APELAÇÃO CÍVEL - SERVIDOR PÚBLICO MUNICIPAL DE NOVA SERRANA - APOSTILAMENTO - PREVISÃO NA LEGISLAÇÃO LOCAL - INCONSTITUCIONALIDADE E NÃO RECEPÇÃO - PRECEDENTES DO ÓRGÃO ESPECIAL - DECISÃO DO TRIBUNAL DE JUSTIÇA DE MINAS GERAIS - MEF36904 - BEAP

 

 

                1- O apostilamento qualifica-se como garantia conferida ao servidor público efetivo, consubstanciada na continuidade da percepção da remuneração referente ao cargo em comissão que haja exercido por determinado interstício; 2- A Lei Municipal nº 1.562/2000 previa que o servidor que completasse cinco anos de exercício de cargo comissionado teria seu vencimento equiparado àquele de maior valor, desde que o tivesse exercido, no mínimo, pelo período de dois anos; 3- O Órgão Especial deste Tribunal de Justiça já reconheceu a inconstitucionalidade de leis municipais que concedem o apostilamento após a Emenda à Constituição Federal nº 19/1998 e Emenda à Constituição Estadual nº 57/03, bem como a não recepção dos dispositivos de leis municipais editadas anteriormente à Constituição Estadual e que com ela sejam conflitantes.

 

APELAÇÃO CÍVEL Nº 1.0452.17.003698-5/001 - Comarca de ...

 

Apelante(s): Fundo Previdenciário Municipal de ..., ...

Apelado(a)(s): Município de ...

 

A C Ó R D Ã O

 

                Vistos etc., acorda, em Turma, a 4ª CÂMARA CÍVEL do Tribunal de Justiça do Estado de Minas Gerais, na conformidade da ata dos julgamentos, em <NEGAR PROVIMENTO AO RECURSO>.

 

DES. RENATO DRESCH

Relator

 

V O T O

 

                Trata-se de Apelação Cível interposta nos autos da ação declaratória c.c. cobrança ajuizada por ..., perante o Juízo de Direito da Vara Cível da Comarca de ..., em face do Município de ..., em que se pretende, em suma, a declaração da estabilidade financeira/apostilamento, com base na Lei Municipal nº 1.562/2000, equiparando-se os vencimentos do cargo efetivo aos do cargo de Secretário Municipal, bem como a condenação ao pagamento da estabilidade financeira desde a data do requerimento administrativo.

                Foi proferida sentença às fls.73/75v., pelo Juiz Rômulo dos Santos Soares, que julgou improcedente o pedido, diante do reconhecimento da inconstitucionalidade do §1º do art. 1º da Lei Municipal nº 1.562/2000.

                Condenou, ainda, o autor ao pagamento das custas e nos honorários advocatícios, estes fixados em R$ 1.500,00.

                Foi interposta apelação pelo autor às fls. 77/86 afirmando, em preliminar, que a sentença concentrou sua fundamentação somente na inconstitucionalidade da Lei Municipal nº 1.562/2000 perante a Constituição Estadual.
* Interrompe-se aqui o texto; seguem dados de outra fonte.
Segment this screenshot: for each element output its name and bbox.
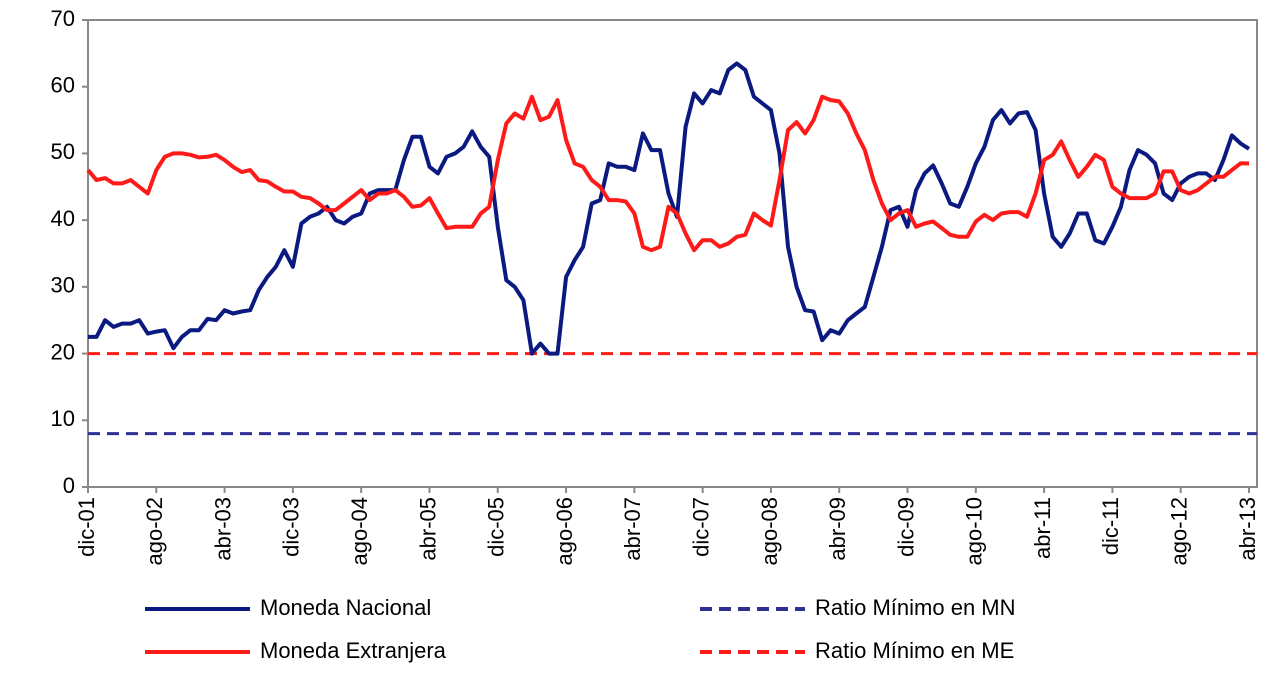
x-tick-label: abr-09	[825, 497, 850, 561]
x-tick-label: dic-05	[484, 497, 509, 557]
x-tick-label: ago-04	[347, 497, 372, 566]
legend-label: Ratio Mínimo en ME	[815, 638, 1014, 663]
y-tick-label: 20	[51, 339, 75, 364]
y-tick-label: 10	[51, 406, 75, 431]
series-line	[86, 94, 1249, 253]
y-tick-label: 70	[51, 6, 75, 31]
x-tick-label: dic-11	[1098, 497, 1123, 555]
y-tick-label: 40	[51, 206, 75, 231]
legend-label: Ratio Mínimo en MN	[815, 595, 1016, 620]
x-tick-label: abr-03	[210, 497, 235, 561]
x-tick-label: abr-05	[415, 497, 440, 561]
series-line	[88, 61, 1251, 356]
x-tick-label: dic-07	[688, 497, 713, 557]
x-tick-label: abr-13	[1235, 497, 1260, 561]
x-tick-label: ago-02	[142, 497, 167, 566]
x-tick-label: dic-01	[74, 497, 99, 557]
y-tick-label: 60	[51, 73, 75, 98]
x-tick-label: dic-03	[279, 497, 304, 557]
legend-label: Moneda Extranjera	[260, 638, 447, 663]
x-tick-label: dic-09	[893, 497, 918, 557]
y-tick-label: 50	[51, 139, 75, 164]
x-tick-label: ago-12	[1167, 497, 1192, 566]
legend-label: Moneda Nacional	[260, 595, 431, 620]
x-tick-label: abr-11	[1030, 497, 1055, 559]
y-tick-label: 0	[63, 473, 75, 498]
x-tick-label: abr-07	[620, 497, 645, 561]
y-tick-label: 30	[51, 273, 75, 298]
plot-frame	[87, 19, 1258, 488]
x-tick-label: ago-06	[552, 497, 577, 566]
x-tick-label: ago-08	[757, 497, 782, 566]
x-tick-label: ago-10	[962, 497, 987, 566]
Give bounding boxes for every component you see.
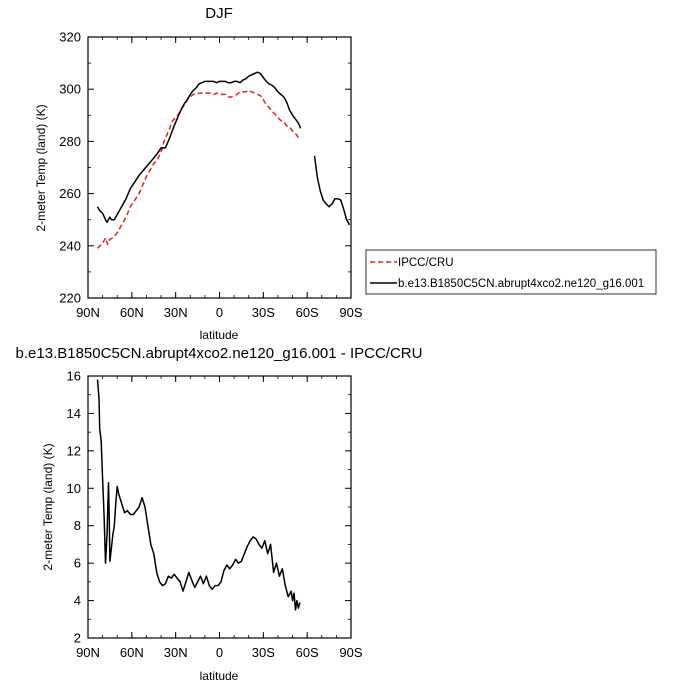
x-tick-label: 60S: [296, 645, 319, 660]
legend: IPCC/CRU b.e13.B1850C5CN.abrupt4xco2.ne1…: [365, 249, 657, 295]
x-tick-label: 0: [216, 305, 223, 320]
x-tick-label: 90N: [76, 645, 100, 660]
panel-top: DJF 90N 60N 30N 0 30S 60S 90S 220 240 260 280 300 3…: [34, 5, 363, 342]
x-tick-label: 0: [216, 645, 223, 660]
series-line-2: [313, 155, 351, 226]
y-tick-label: 8: [74, 518, 81, 533]
x-tick-label: 90S: [339, 645, 362, 660]
y-tick-label: 12: [67, 443, 81, 458]
y-tick-label: 14: [67, 406, 81, 421]
series-group: [96, 379, 301, 611]
plot-frame: [87, 36, 352, 299]
x-tick-label: 90N: [76, 305, 100, 320]
y-tick-label: 16: [67, 369, 81, 384]
plot-frame: [87, 375, 352, 639]
panel-bottom: b.e13.B1850C5CN.abrupt4xco2.ne120_g16.00…: [16, 345, 423, 683]
chart-title: b.e13.B1850C5CN.abrupt4xco2.ne120_g16.00…: [16, 345, 423, 362]
x-tick-label: 90S: [339, 305, 362, 320]
series-group: [96, 71, 351, 249]
y-tick-label: 220: [59, 291, 81, 306]
x-tick-label: 60N: [120, 305, 144, 320]
x-tick-label: 60N: [120, 645, 144, 660]
x-tick-label: 30N: [164, 305, 188, 320]
y-tick-label: 2: [74, 631, 81, 646]
x-tick-label: 30N: [164, 645, 188, 660]
series-line-0: [96, 89, 301, 249]
y-tick-label: 260: [59, 186, 81, 201]
y-tick-label: 10: [67, 481, 81, 496]
x-tick-label: 30S: [252, 305, 275, 320]
y-axis: 220 240 260 280 300 320: [59, 30, 351, 306]
legend-box: [365, 249, 657, 295]
legend-label-model: b.e13.B1850C5CN.abrupt4xco2.ne120_g16.00…: [398, 278, 644, 290]
x-axis-label: latitude: [200, 328, 239, 342]
x-axis: 90N 60N 30N 0 30S 60S 90S: [76, 37, 363, 320]
y-axis: 2 4 6 8 10 12 14 16: [67, 369, 351, 646]
x-tick-label: 30S: [252, 645, 275, 660]
legend-label-ipcc-cru: IPCC/CRU: [398, 257, 454, 269]
x-tick-label: 60S: [296, 305, 319, 320]
series-line-0: [96, 379, 301, 611]
y-axis-label: 2-meter Temp (land) (K): [41, 443, 55, 570]
y-tick-label: 280: [59, 134, 81, 149]
series-line-1: [96, 71, 302, 224]
y-tick-label: 300: [59, 82, 81, 97]
y-tick-label: 6: [74, 556, 81, 571]
y-axis-label: 2-meter Temp (land) (K): [34, 104, 48, 231]
x-axis-label: latitude: [200, 669, 239, 683]
y-tick-label: 4: [74, 593, 81, 608]
x-axis: 90N 60N 30N 0 30S 60S 90S: [76, 376, 363, 660]
y-tick-label: 240: [59, 238, 81, 253]
y-tick-label: 320: [59, 30, 81, 45]
chart-title: DJF: [205, 5, 233, 22]
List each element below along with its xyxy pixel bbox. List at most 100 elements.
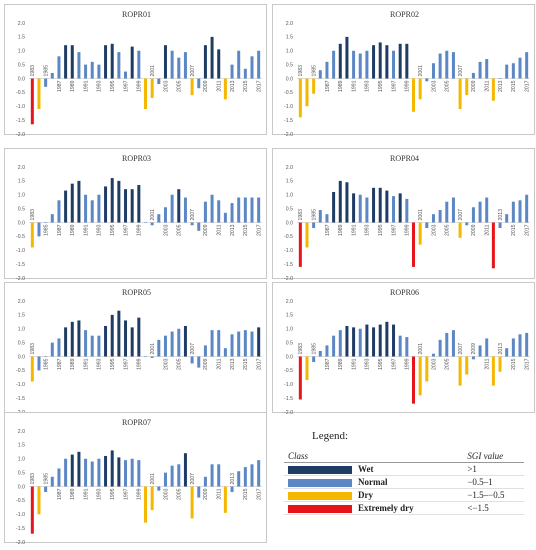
chart-panel-ropr03: ROPR03 2.0 1.5 1.0 0.5 0.0 -0.5 -1.0 -1.5 -2.0 198…	[4, 148, 267, 280]
bar-2006	[451, 330, 455, 357]
x-tick-label: 2009	[203, 224, 209, 236]
bar-2016	[250, 56, 254, 79]
bar-1993	[97, 458, 101, 487]
bar-1998	[130, 327, 134, 357]
x-tick-label: 2011	[485, 224, 491, 235]
bar-2007	[458, 78, 462, 110]
bar-1995	[110, 43, 114, 79]
bar-2017	[525, 194, 529, 223]
bar-2005	[445, 201, 449, 223]
bar-2004	[438, 53, 442, 79]
y-tick-label: -0.5	[16, 368, 25, 374]
x-tick-label: 1987	[57, 358, 63, 370]
bar-1998	[130, 189, 134, 223]
bar-1995	[378, 324, 382, 357]
bar-2007	[190, 222, 194, 226]
bar-1986	[318, 350, 322, 357]
y-tick-label: -1.5	[284, 262, 293, 268]
x-tick-label: 1987	[325, 224, 331, 236]
bar-2006	[451, 197, 455, 223]
bar-1984	[37, 356, 41, 371]
x-tick-label: 1985	[311, 343, 317, 355]
y-tick-label: -1.5	[16, 118, 25, 124]
bar-1985	[44, 356, 48, 357]
bar-1990	[345, 325, 349, 357]
bar-2009	[203, 201, 207, 223]
bar-1984	[305, 78, 309, 107]
y-tick-label: -2.0	[16, 132, 25, 136]
bar-2006	[451, 52, 455, 79]
bar-2007	[190, 486, 194, 519]
y-tick-label: -0.5	[16, 498, 25, 504]
bar-1988	[332, 335, 336, 357]
bar-1986	[50, 214, 54, 223]
bar-2003	[431, 214, 435, 223]
x-tick-label: 1989	[338, 80, 344, 92]
bar-2008	[197, 486, 201, 498]
chart-svg: ROPR05 2.0 1.5 1.0 0.5 0.0 -0.5 -1.0 -1.5 -2.0 198…	[16, 288, 262, 414]
bar-1989	[70, 454, 74, 487]
legend-class-name: Normal	[358, 477, 388, 487]
chart-panel-ropr05: ROPR05 2.0 1.5 1.0 0.5 0.0 -0.5 -1.0 -1.5 -2.0 198…	[4, 282, 267, 414]
x-tick-label: 2011	[217, 358, 223, 369]
bar-2005	[177, 189, 181, 223]
y-tick-label: -2.0	[16, 410, 25, 414]
bar-1990	[77, 451, 81, 487]
bar-1985	[44, 222, 48, 223]
bar-2011	[217, 330, 221, 357]
bar-1994	[104, 455, 108, 487]
bar-1992	[90, 61, 94, 79]
bar-1992	[358, 328, 362, 357]
x-tick-label: 2001	[150, 343, 156, 355]
bar-2012	[223, 348, 227, 357]
bar-2012	[491, 78, 495, 101]
x-tick-label: 2009	[203, 358, 209, 370]
bar-2013	[230, 486, 234, 493]
x-tick-label: 2007	[190, 65, 196, 77]
y-tick-label: 0.5	[286, 62, 293, 68]
bar-2009	[471, 356, 475, 360]
x-tick-label: 1991	[83, 224, 89, 236]
y-tick-label: -0.5	[16, 234, 25, 240]
y-tick-label: -0.5	[16, 90, 25, 96]
bar-2010	[478, 61, 482, 79]
bar-2009	[203, 45, 207, 79]
bar-1983	[30, 356, 34, 382]
bar-1988	[332, 50, 336, 79]
legend-row-extremely-dry: Extremely dry <−1.5	[284, 501, 524, 515]
bar-1994	[372, 327, 376, 357]
bar-2000	[144, 78, 147, 110]
legend-swatch-extremely-dry	[288, 504, 352, 513]
y-tick-label: 1.0	[286, 49, 293, 55]
y-tick-label: -1.0	[16, 382, 25, 388]
x-tick-label: 1991	[351, 224, 357, 236]
bar-2003	[163, 472, 167, 487]
chart-svg: ROPR06 2.0 1.5 1.0 0.5 0.0 -0.5 -1.0 -1.5 -2.0 198…	[284, 288, 530, 414]
bar-1987	[325, 61, 329, 79]
bar-1997	[392, 196, 396, 223]
bar-1989	[70, 321, 74, 357]
bar-2008	[197, 222, 201, 231]
x-tick-label: 1985	[311, 65, 317, 77]
bar-1984	[305, 222, 309, 248]
bar-1987	[325, 214, 329, 223]
x-tick-label: 2011	[217, 488, 223, 499]
bar-2001	[418, 356, 422, 396]
bar-1996	[117, 52, 121, 79]
bar-1993	[97, 194, 101, 223]
x-tick-label: 2017	[256, 358, 262, 370]
chart-panel-ropr04: ROPR04 2.0 1.5 1.0 0.5 0.0 -0.5 -1.0 -1.5 -2.0 198…	[272, 148, 535, 280]
legend-range: −0.5–1	[463, 475, 524, 489]
bar-2016	[518, 334, 522, 357]
bar-1993	[97, 64, 101, 79]
y-tick-label: 1.0	[18, 193, 25, 199]
bar-2008	[465, 78, 469, 96]
bar-2017	[257, 460, 261, 487]
bar-1983	[30, 486, 34, 534]
bar-2008	[197, 78, 201, 89]
x-tick-label: 1993	[365, 80, 371, 92]
y-tick-label: -2.0	[16, 276, 25, 280]
x-tick-label: 2011	[485, 80, 491, 91]
bar-2017	[257, 50, 261, 79]
bar-1984	[37, 486, 41, 515]
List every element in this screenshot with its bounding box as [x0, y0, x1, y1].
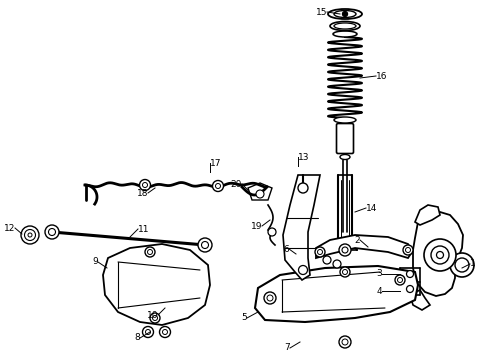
- Circle shape: [24, 230, 35, 240]
- Circle shape: [201, 242, 209, 248]
- Circle shape: [147, 249, 152, 255]
- Text: 6: 6: [283, 244, 289, 253]
- Text: 17: 17: [210, 158, 221, 167]
- Circle shape: [152, 315, 157, 320]
- Circle shape: [146, 329, 150, 334]
- Circle shape: [343, 12, 347, 17]
- Text: 15: 15: [316, 8, 327, 17]
- Circle shape: [406, 248, 411, 252]
- Polygon shape: [413, 212, 463, 296]
- Text: 16: 16: [376, 72, 388, 81]
- Circle shape: [339, 244, 351, 256]
- Text: 1: 1: [470, 260, 476, 269]
- FancyBboxPatch shape: [337, 123, 353, 153]
- Circle shape: [140, 180, 150, 190]
- Ellipse shape: [340, 154, 350, 159]
- Ellipse shape: [328, 9, 362, 19]
- Circle shape: [198, 238, 212, 252]
- Polygon shape: [415, 205, 440, 225]
- Polygon shape: [255, 266, 418, 322]
- Circle shape: [256, 190, 264, 198]
- Ellipse shape: [334, 117, 356, 123]
- Circle shape: [424, 239, 456, 271]
- Text: 7: 7: [284, 343, 290, 352]
- Circle shape: [145, 247, 155, 257]
- Text: 14: 14: [366, 203, 377, 212]
- Circle shape: [160, 327, 171, 338]
- Circle shape: [315, 247, 325, 257]
- Circle shape: [150, 313, 160, 323]
- Polygon shape: [410, 290, 430, 310]
- Text: 11: 11: [138, 225, 149, 234]
- Circle shape: [455, 258, 469, 272]
- Text: 9: 9: [92, 257, 98, 266]
- Circle shape: [143, 327, 153, 338]
- Circle shape: [298, 266, 308, 274]
- Circle shape: [216, 184, 220, 189]
- Circle shape: [21, 226, 39, 244]
- Circle shape: [49, 229, 55, 235]
- Circle shape: [268, 228, 276, 236]
- Circle shape: [431, 246, 449, 264]
- Circle shape: [143, 183, 147, 188]
- Polygon shape: [103, 244, 210, 325]
- Circle shape: [323, 256, 331, 264]
- Circle shape: [342, 339, 348, 345]
- Text: 13: 13: [298, 153, 310, 162]
- Circle shape: [163, 329, 168, 334]
- Circle shape: [339, 336, 351, 348]
- Circle shape: [298, 183, 308, 193]
- Text: 19: 19: [250, 221, 262, 230]
- Circle shape: [403, 245, 413, 255]
- Circle shape: [28, 233, 32, 237]
- Text: 12: 12: [3, 224, 15, 233]
- Ellipse shape: [334, 10, 356, 18]
- Text: 3: 3: [376, 270, 382, 279]
- Circle shape: [407, 285, 414, 292]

Pede seja declarada nula a sentença, cassando a decisão. Entende, por ter preenchido os requisitos da lei, faz jus ao apostilamento. Pede reforma da sentença.

                Contrarrazões às fls.90/93. É o relatório.

                Conheço do recurso voluntário, uma vez presentes os pressupostos de admissibilidade.

                A controvérsia se trata em verificar se o autor, servidor do Município de Nova Serrana, faz jus ao apostilamento no Cargo de Secretário Municipal.

                O apostilamento qualifica-se como garantia, conferida ao servidor público efetivo, consubstanciada na continuidade da percepção da remuneração referente ao cargo em comissão, que haja exercido por determinado interstício.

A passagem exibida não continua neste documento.